Understanding who responds to placebos, when and why is a subject of high interest for pharmaceutical researchers. That’s because high placebo responsiveness can interfere with drug trials, or to put it another way, study subjects who are high placebo responders may not need the medicine being studied to improve. Meanwhile, low placebo responders often do need active medicine to get better, and medicines tailored to them would be more effective.

Placebo responders aren’t gullible, they have a superpower.

 

Pla·ce·bo

/pləˈsēbō/

noun

  1. a harmless pill, medicine, or procedure prescribed more for the psychological benefit to the patient than for any physiological effect.

  2. a treatment which is not effective through its direct action on the body, but works because of its effect on the patient's expectations and previous experiences. 

  3. a trigger used to signal to the body that it is a good time to heal.

 

If we can be trained to reduce our placebo response, we can also train to improve it.

 

From an evolutionary perspective,* the placebo response at first appears to make no sense, until you dig a little deeper. Something similar to the placebo effect occurs in many animals as well.* Siberian hamsters do little to fight an infection if the lights above their lab cage mimic the short days and long nights of winter. But changing the lighting pattern to mimic summer triggers a full immune response.

The immune system is costly to run – a strong and sustained response could dangerously drain energy reserves. So it would make sense that we have developed triggers that signal to our bodies when it is safe to heal, or even grow more muscle.

It’s possible that high responders have stronger communication pathways between the brain and body, resulting in more powerful, balanced systems, stronger immunity and survival instincts.

The placebo response can be trained.

Fortunately for those who have a milder placebo response, it can be trained and strengthened over time.

Pharmaceutical companies have already launched efforts in the opposite direction, through something called PRR. Placebo response reduction training* is a strategy intended to reduce the placebo response. To date, it’s been used in at least 19 clinical trials. It focuses on neutralizing expectations of benefit in the patient.

This leaves us with several important questions:

  1. Why take drugs if you can get better with a placebo?

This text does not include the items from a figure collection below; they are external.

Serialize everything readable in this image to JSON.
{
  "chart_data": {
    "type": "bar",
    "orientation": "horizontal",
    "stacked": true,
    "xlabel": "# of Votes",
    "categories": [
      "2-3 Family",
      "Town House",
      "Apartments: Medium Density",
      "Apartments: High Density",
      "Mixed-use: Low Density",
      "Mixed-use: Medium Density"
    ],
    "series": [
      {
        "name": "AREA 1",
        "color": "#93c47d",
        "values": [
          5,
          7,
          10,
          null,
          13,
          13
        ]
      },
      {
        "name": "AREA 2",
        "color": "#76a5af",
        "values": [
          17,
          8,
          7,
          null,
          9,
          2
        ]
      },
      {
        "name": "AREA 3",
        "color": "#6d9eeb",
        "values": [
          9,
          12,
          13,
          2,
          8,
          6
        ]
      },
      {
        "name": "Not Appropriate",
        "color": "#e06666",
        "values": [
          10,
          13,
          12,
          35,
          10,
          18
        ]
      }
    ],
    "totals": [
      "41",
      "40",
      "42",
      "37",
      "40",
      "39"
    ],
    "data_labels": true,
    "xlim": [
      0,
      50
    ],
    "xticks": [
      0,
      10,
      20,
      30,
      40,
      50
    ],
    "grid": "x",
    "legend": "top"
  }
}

  2. Is it ethical to prescribe active medicine to a patient when a placebo will do?

  3. Instead of trying to eliminate it, why not work to improve the placebo response?

If we can be trained to reduce our placebo response, we can intentionally train to improve it. Perhaps if we shift our perspective, we can achieve better more sustainable wellness, and truly own and understand how we get well.

 

Why you should try placebos

 
  1. You have experienced improvement through holistic healing methods.

  2. You know the placebo response is a superpower and you want to train to improve your response.

  3. You want to better understand the effects of your medicines on your unique body chemistry.

  4. Your symptoms are shown to be placebo responsive – the list includes depression, chronic pain, fatigue, weight management, athletic performance, mental fog.

  5. You’re curious!

    If you are suffering from a life-threatening condition or planning to discontinue medications you are already taking, you should consult your physician or therapist first.